Archeologists study ancient villages on WSMR

By Drew Hamilton, Missile Ranger, WSMRMarch 1, 2013

Archeological dig
David Plaza, front, and Beau Murphy both archeology field technicians from the University of New Mexico excavate one of the larger dig sites near Yucca Village on White Sands Missile Range. The sites is the location of several pit houses that were oc... (Photo Credit: U.S. Army) VIEW ORIGINAL

White Sands Missile Range, N.M., Feb. 28, 2013 - Archeologists are unearthing the past and clearing the way for military testing and training on White Sand Missile Range.

Near the Yucca Village testing and training facility near Orogrande on WSMR's eastern border archeologists are uncovering ancient villages and learning more about the people who once occupied the land that today makes up WSMR and Fort Bliss. Archeologist are excavating eight sites out near the small artificial village used to represent a remote village or similar urban environment. The sites vary in size from only a few hundred feet across to the larger sites that cover an area the size of more than 20 football fields. The excavations are part of a mitigation effort to clear the area for use in future test and training missions. Clearing the site for testing and train means conducting a study to mitigate the site; with archeologists gathering important artifacts, documenting the sites in detail, and learning everything there is to learn from the site. Once this is complete the site can be used for military operations. In the case of the site near Yucca Village this means allowing test missions like those in the Network Integration Evaluation to use the area for their test.
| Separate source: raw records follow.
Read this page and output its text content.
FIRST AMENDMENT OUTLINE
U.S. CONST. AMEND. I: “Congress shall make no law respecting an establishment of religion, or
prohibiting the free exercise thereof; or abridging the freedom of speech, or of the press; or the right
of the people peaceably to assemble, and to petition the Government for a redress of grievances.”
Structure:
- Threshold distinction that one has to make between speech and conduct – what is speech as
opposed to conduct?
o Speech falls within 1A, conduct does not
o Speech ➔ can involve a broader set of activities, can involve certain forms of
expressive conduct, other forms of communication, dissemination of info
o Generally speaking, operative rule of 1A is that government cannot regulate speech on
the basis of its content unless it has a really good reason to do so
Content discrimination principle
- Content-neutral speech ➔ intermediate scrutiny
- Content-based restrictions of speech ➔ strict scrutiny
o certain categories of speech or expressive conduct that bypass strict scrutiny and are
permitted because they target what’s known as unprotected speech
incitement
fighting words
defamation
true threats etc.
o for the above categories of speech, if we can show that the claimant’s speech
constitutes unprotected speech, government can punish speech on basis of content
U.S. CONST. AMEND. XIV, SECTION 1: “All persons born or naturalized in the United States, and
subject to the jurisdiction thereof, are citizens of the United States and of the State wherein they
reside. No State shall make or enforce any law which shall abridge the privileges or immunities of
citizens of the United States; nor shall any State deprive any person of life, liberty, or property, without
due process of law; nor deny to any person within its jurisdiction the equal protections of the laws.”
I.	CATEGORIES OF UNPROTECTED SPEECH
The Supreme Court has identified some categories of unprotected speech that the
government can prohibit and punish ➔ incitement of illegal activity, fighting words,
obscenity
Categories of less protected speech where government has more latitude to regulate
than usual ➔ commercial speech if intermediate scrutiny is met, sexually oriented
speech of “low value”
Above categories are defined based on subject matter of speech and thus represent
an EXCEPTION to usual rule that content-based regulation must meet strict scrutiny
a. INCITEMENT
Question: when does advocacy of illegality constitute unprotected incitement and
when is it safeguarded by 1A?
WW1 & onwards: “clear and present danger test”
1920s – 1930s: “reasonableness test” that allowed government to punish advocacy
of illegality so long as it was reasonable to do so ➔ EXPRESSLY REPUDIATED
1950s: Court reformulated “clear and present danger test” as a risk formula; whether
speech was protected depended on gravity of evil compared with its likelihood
The sites feature several small pit house villages that archeologist believe to be about 1100 to 1500 years old and were occupied by people known as the Jornada Mogollon. Pit houses are small houses made by digging out a small pit in the ground and then constructing small walls and a roof over it. "So far we have excivated nine of these structure, they are fairly femoral made, and they are not that easy to find because often time they are filled with sand," said Alex Kurota, UNM. Kurota said that the size of the houses vary with some being large enough for several people, and other large enough for only one person. Kurota said that right now they think some of the small, more shallowly dig houses were used over shorter periods of time then the larger and deeper dug houses. "if they stayed in this area for longer, say two or three months, the structures might be more substantially built, while those that would have been used maybe just for a few days or a week would have been a lot smaller," Kurota said.

One of the more interesting features the archeologists have found have been smaller oddly shaped pit houses. While pit houses are usually of a rough circular shape, these smaller houses, identified by a cluster of holes where posts would have been fitted seem to form a more triangular shape. While they are still studying the site, Kurota said some of the going theories include the small building were for some kind of storage or perhaps a windbreak to protect the main pit house during the windy season the region is so well known for.
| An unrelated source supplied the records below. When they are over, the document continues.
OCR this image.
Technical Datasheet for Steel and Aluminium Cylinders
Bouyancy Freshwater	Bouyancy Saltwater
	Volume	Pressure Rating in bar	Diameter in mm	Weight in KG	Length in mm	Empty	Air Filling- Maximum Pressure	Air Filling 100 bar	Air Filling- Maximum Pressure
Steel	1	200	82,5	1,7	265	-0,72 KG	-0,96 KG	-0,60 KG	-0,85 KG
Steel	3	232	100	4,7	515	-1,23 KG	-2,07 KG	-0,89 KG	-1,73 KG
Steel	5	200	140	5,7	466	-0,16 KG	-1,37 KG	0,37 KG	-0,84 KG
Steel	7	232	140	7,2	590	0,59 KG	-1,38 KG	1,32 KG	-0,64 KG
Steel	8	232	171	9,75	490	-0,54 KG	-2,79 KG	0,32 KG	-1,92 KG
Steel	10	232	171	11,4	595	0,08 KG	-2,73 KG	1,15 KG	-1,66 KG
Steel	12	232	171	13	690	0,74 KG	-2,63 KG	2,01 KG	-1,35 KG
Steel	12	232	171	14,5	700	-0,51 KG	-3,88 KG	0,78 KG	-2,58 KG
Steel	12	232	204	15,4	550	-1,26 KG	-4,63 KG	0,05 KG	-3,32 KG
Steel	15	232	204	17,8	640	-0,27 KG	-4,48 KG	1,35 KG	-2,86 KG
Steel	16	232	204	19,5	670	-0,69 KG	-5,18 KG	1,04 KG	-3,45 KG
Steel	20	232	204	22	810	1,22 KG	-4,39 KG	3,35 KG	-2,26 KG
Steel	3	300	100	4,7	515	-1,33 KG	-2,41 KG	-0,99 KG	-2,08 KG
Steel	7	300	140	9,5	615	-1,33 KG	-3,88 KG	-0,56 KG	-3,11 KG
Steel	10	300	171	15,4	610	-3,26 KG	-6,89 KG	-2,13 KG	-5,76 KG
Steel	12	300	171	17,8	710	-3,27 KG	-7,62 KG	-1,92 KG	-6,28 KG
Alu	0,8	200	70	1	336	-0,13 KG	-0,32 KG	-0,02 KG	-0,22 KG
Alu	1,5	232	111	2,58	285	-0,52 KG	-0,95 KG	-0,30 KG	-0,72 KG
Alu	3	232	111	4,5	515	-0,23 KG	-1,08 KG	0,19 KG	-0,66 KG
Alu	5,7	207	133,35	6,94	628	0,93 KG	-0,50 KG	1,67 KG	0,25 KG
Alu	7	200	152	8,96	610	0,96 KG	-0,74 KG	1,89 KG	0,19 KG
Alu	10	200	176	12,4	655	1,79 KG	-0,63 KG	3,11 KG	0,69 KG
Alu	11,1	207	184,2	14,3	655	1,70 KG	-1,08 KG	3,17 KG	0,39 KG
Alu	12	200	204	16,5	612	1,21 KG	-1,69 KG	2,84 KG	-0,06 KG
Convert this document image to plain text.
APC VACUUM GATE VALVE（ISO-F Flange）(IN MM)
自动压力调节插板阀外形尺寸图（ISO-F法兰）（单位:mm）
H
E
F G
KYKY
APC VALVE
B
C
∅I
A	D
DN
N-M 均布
Another point of interest was a site that contained a large quantity of crushed and cooked rabbit bones. "We can tell that the people were hunting rabbits and roasting them or cooking them up in these thermal fire pits," Kurota said. Rabbits were a known food of the Jornada Mogollon people, and as a lean meat the bones of rabbits were often broken and cooked with the rest of the meat to release the nutrient rich marrow and form a kind of basic rabbit stew. What's surprising about the find on WSMR is the quantity of the rabbit bones found. At one of the sites being excavated they've found the bones of over 500 rabbits, the largest number of rabbit bones ever found in the region.

In addition to the Mogollon sites one site in the area turned out to be around 2000 years old yielding materials that suggest the site predated the creation of the pottery that many of the later sites are well known for. This site yielded some interesting finds as well as the layout of the fire pits showed that the people occupying the site operated two fire pits at a time. The excavation showed that the people living at the site would cook in one fire pit, and then move the ash into a second pit when they were finished cooking. "This is a kind of system that these archaic people were using and is something really new that we did not know before," Kurota said.